Hullo, friends! My schedule has been a little off the past couple of weeks, but I’m back again today with your regularly scheduled Tuesday post! If you missed it, around a week ago I posted about Twinepathy‘s birthday and the cover reveal sign-ups for IDIA #3, so if you’re interested in participating in that, definitely check out that post (or just fill out the form here). Today’s poem is more of a sad one–another one that I wrote for class. Hope you enjoy! (Also, there’s an important question at the end of this post, so make sure and comment your thoughts!)

 

The Sun 

C.B. Cook

 

The sun rose that morning,

a day like any other,

but it didn’t rise for her.

 

She poured her coffee in the kitchen.

Warm golden light enveloped her,

but she moved to the bedroom,

shunning the warmth.

 

The bedroom was dark,

lonely.

She embraced it because

it matched the heavy,

shadowy grief

weighing on her soul.

 

She flipped a switch

and the light buzzed overhead.

There was his bed,

his desk,

the stack of video games

his father had given him

instead of visiting.

She traced the squares of the quilt on the bed,

finally letting the tears fall.

 

The sun rose that morning,

but her son didn’t rise with it.

 

What did you think of that poem? And for the important question I mentioned earlier: if I put out a poetry collection, would you be interested in reading it? Comment below with your thoughts!

Poem: Falling

Hello, friends! Look who’s sticking to their schedule (so far)! Today I thought I’d share another poem that I wrote in my poetry class. Sometimes we had prompts, sometimes we didn’t, but the prompt for this poem was “death.” I had written a sad poem the week before, so I though I would add a twist to the end of this one. Just a note, this was written in February or March of this year. Hope you enjoy!

 

Falling

C.B. Cook

 

His best friend was dying.

 

He’d seen it happen to others.

Her skin turned a sickly shade,

her skin was too dry

and even though she denied it,

he could tell

she was barely hanging on.

 

Then it happened.

Falling,

sinking,

she shrunk away,

dropping to rest under their tree.

 

If he could cry, he would.

He felt himself beginning to fade, too,

and found it harder to hold on.

He longed

to join her

in the earth

below.

 

But,

as he watched,

a toddler with a bright red cap

picked his best friend off the ground

and proclaimed,

“My leaf!”

 

What did you think of that poem? Do you like poetry? Comment down below and let me know what you think!

*cough cough* Whoops…

No, I didn’t get frozen in ice.

Sorry.

*laughs at self*

Yes, it’s been a while since I posted. Thanks to my computer shutting down while updating, I have been stranded from the internet for… I’m not sure how long it’s been. Since the last time I posted. 😉

So, that is my apology. And a joke (because jokes always make things better…)
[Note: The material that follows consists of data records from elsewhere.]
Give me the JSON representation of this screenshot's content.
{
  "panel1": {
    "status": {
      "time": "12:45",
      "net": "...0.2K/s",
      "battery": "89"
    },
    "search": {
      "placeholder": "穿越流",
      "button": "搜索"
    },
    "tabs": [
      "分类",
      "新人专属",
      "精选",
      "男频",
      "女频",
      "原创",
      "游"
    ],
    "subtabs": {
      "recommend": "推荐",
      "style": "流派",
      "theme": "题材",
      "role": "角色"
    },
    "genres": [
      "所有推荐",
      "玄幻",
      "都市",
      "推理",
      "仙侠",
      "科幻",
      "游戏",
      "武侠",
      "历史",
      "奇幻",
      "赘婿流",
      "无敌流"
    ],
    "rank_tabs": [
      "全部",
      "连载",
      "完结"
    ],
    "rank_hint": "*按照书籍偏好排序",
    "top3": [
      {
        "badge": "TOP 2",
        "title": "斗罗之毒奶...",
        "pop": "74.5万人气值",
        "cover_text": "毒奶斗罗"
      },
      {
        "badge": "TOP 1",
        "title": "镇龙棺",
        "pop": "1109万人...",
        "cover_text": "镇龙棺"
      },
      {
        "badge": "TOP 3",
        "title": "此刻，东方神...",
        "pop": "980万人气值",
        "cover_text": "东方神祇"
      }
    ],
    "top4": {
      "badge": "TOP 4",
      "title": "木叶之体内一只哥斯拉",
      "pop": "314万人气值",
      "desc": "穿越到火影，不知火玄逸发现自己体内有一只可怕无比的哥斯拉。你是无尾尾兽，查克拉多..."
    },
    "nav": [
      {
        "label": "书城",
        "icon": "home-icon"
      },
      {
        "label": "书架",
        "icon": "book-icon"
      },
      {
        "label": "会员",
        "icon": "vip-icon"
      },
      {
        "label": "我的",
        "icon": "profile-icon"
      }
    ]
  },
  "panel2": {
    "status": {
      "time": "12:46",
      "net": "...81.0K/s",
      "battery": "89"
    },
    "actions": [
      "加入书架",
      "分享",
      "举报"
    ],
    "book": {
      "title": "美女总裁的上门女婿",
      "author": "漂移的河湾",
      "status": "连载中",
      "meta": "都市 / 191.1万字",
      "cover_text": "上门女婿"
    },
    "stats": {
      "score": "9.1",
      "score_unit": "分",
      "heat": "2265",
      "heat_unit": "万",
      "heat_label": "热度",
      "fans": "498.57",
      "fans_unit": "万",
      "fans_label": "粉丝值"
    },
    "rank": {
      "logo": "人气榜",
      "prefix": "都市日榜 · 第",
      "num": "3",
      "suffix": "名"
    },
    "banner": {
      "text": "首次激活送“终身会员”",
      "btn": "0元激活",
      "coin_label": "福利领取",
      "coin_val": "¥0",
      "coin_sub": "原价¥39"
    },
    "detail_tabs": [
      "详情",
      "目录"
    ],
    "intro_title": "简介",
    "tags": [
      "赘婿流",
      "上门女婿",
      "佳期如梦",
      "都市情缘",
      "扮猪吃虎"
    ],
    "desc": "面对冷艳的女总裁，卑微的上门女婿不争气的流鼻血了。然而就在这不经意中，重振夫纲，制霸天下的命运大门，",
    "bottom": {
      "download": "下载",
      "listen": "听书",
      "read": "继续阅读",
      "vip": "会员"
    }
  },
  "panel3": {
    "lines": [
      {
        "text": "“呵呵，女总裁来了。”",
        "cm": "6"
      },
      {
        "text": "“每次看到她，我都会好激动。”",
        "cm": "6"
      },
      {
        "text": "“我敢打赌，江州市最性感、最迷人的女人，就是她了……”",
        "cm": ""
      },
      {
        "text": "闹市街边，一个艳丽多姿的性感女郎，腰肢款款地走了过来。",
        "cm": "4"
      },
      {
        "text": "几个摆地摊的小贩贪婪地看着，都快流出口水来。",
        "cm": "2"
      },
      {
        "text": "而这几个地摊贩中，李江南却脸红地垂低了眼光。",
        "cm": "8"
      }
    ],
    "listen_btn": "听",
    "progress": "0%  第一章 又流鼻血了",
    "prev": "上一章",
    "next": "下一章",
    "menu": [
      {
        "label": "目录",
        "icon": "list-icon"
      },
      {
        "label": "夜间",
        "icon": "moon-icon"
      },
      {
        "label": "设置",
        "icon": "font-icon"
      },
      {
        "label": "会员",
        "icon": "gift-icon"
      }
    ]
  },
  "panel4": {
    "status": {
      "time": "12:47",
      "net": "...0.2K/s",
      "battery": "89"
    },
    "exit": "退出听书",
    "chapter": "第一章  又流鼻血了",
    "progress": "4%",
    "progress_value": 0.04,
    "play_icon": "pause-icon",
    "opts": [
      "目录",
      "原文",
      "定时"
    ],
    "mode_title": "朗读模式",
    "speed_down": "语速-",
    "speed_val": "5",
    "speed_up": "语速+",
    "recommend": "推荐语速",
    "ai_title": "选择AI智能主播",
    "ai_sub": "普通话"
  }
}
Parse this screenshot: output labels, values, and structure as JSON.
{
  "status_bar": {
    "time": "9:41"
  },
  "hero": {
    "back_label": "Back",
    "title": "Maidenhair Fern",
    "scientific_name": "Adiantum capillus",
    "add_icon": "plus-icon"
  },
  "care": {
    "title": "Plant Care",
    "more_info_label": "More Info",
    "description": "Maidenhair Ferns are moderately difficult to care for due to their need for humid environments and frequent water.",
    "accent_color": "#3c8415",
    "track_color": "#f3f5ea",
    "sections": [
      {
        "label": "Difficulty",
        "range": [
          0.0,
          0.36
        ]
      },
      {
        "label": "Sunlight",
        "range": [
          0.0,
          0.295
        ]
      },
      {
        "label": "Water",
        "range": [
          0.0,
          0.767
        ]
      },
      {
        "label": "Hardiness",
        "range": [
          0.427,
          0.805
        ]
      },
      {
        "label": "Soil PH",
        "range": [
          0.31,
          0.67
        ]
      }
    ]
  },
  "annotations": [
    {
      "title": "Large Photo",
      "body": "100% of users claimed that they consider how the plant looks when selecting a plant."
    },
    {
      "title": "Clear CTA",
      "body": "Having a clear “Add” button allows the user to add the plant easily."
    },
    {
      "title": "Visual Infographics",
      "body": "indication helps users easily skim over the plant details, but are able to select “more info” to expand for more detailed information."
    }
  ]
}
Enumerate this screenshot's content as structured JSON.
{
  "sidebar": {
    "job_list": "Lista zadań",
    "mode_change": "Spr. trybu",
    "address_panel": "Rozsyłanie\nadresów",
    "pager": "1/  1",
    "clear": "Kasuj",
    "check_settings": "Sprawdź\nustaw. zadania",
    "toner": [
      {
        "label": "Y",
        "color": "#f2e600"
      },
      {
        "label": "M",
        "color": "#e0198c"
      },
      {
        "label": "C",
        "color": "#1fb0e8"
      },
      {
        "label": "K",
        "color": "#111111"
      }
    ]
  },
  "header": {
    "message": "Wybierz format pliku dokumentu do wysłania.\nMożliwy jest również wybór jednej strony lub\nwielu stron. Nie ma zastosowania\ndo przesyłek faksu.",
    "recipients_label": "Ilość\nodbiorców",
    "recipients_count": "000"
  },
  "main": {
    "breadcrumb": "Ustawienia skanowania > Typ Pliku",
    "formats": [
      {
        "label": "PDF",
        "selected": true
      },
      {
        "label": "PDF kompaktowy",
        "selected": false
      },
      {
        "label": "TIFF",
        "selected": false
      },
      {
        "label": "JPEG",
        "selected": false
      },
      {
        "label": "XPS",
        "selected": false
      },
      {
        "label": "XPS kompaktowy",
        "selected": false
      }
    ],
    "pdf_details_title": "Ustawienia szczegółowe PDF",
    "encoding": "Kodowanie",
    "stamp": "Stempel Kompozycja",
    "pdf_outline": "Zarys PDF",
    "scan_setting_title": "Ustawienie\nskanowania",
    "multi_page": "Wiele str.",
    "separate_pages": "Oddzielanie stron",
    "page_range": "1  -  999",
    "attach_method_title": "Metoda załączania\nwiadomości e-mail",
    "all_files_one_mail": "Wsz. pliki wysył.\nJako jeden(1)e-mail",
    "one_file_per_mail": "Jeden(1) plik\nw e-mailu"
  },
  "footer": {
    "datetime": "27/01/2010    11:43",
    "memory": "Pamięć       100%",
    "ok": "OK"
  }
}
A computer operator received this error message:

THREE THINGS IN LIFE ARE GUARANTEED: TAXES, DEATH, AND COMPUTER CRASHES

GUESS WHICH ONE JUST HAPPNED.

The Answer

“Please wake up, Betsy,” Alice whispered.

Alice gripped her sister’s hand as she listened to the heart monitor beep. She hadn’t slept in days while her sister was in the hospital, and her face was pale and drawn. Her sister’s white face looked so small on the pillow. Alice bowed her head in silent prayer.

“God, please, heal my sister,” she pleaded silently. “I need her so much. My parents told me when I was young that you listen to every prayer, and that you’ll answer. I know I haven’t been the most faithful,” she gulped back tears, “but I need you to heal Betsy.” Alice laid her head on the hospital bed, struggling to hold back tears. She drifted off to sleep, not noticing when the heart monitor’s beeping slowed and then, finally, stopped.

“Miss Alice?” a nurse asked softly, gently shaking Alice awake. Alice sat up, struggling to hold back a yawn. She looked down at her sister’s still figure. The hand she was still grasping was icy cold.

“I’m sorry, Miss Alice,” the nurse whispered sympathetically. “She-she died only a few minutes ago.

Later that day, Alice dragged her feet in through the autumn leaves that had fallen and covered the sidewalk. She looked up at the gray cloud-covered sky. A single raindrop fell and landed on the end of her nose. She wiped it away harshly.

“God, why didn’t you answer me? I asked you to heal Betsy, but you didn’t,” she whispered angrily.

A voice deep inside her soul whispered to her. I did answer. But I have something better in mind for both of you. Just trust Me.